You Can Use But Cannot Recognize: Preserving Visual Privacy in Deep Neural Networks
Qiushi Li, Yan Zhang, Ju Ren, Qi Li, Yaoxue Zhang
TL;DR
This work tackles the challenge of protecting visual privacy in DNN training and inference where traditional differential privacy fails to conceal visual features without harming utility. It introduces VisualFeatureEntropy (VFE) as a task-agnostic privacy metric and VisualMixer (VIM), a noise-free, region-wise pixel shuffling method guided by VFE to obfuscate visual content. To sustain model training on obfuscated data, it also proposes ST-Adam, a stabilized optimization strategy that reduces gradient oscillations. Across multiple datasets and tasks, VisualMixer achieves privacy with an average accuracy loss around 2.35 percentage points and shows strong resistance to privacy-leakage attacks, while remaining compatible with federated learning and knowledge distillation. Overall, VisualMixer provides a practical, efficient approach to privacy-preserving vision that preserves utility and supports real-world DNN workflows.
Abstract
Image data have been extensively used in Deep Neural Network (DNN) tasks in various scenarios, e.g., autonomous driving and medical image analysis, which incurs significant privacy concerns.
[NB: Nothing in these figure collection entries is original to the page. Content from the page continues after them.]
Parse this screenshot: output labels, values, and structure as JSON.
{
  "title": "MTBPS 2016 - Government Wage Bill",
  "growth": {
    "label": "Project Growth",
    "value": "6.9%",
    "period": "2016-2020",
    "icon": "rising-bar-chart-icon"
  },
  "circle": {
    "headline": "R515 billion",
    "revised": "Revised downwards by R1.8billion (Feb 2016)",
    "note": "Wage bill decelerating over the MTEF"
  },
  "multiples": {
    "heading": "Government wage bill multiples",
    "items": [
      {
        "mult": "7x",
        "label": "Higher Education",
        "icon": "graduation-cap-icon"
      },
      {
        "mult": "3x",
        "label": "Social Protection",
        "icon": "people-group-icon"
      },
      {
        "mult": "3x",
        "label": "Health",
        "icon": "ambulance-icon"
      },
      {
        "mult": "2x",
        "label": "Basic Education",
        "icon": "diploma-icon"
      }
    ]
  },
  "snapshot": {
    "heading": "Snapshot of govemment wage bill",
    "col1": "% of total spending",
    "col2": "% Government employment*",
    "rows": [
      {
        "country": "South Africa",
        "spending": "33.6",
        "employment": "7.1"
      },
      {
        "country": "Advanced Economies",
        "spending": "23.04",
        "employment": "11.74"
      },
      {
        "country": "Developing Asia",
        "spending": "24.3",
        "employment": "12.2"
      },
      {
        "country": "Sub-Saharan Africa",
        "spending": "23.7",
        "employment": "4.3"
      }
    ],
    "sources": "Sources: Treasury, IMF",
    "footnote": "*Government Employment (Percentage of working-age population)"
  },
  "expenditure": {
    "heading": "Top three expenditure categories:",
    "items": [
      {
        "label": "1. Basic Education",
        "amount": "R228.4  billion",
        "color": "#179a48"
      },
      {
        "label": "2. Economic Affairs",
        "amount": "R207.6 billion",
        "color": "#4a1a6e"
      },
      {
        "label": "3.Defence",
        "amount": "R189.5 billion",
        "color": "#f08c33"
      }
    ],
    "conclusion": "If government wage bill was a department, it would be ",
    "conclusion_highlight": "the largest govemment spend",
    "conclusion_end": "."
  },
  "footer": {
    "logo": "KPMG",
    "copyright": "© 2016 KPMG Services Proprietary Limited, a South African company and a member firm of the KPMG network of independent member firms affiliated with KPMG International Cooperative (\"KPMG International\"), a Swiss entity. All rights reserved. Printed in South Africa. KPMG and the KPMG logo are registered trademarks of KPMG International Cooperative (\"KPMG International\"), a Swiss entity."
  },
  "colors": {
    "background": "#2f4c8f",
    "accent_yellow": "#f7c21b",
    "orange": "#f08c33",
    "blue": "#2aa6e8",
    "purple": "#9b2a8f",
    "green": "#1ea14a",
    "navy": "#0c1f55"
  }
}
Existing privacy protection techniques are unable to efficiently protect such data. For example, Differential Privacy (DP) that is an emerging technique protects data with strong privacy guarantee cannot effectively protect visual features of exposed image dataset. In this paper, we propose a novel privacy-preserving framework VisualMixer that protects the training data of visual DNN tasks by pixel shuffling, while not injecting any noises. VisualMixer utilizes a new privacy metric called Visual Feature Entropy (VFE) to effectively quantify the visual features of an image from both biological and machine vision aspects. In VisualMixer, we devise a task-agnostic image obfuscation method to protect the visual privacy of data for DNN training and inference. For each image, it determines regions for pixel shuffling in the image and the sizes of these regions according to the desired VFE. It shuffles pixels both in the spatial domain and in the chromatic channel space in the regions without injecting noises so that it can prevent visual features from being discerned and recognized, while incurring negligible accuracy loss. Extensive experiments on real-world datasets demonstrate that VisualMixer can effectively preserve the visual privacy with negligible accuracy loss, i.e., at average 2.35 percentage points of model accuracy loss, and almost no performance degradation on model training.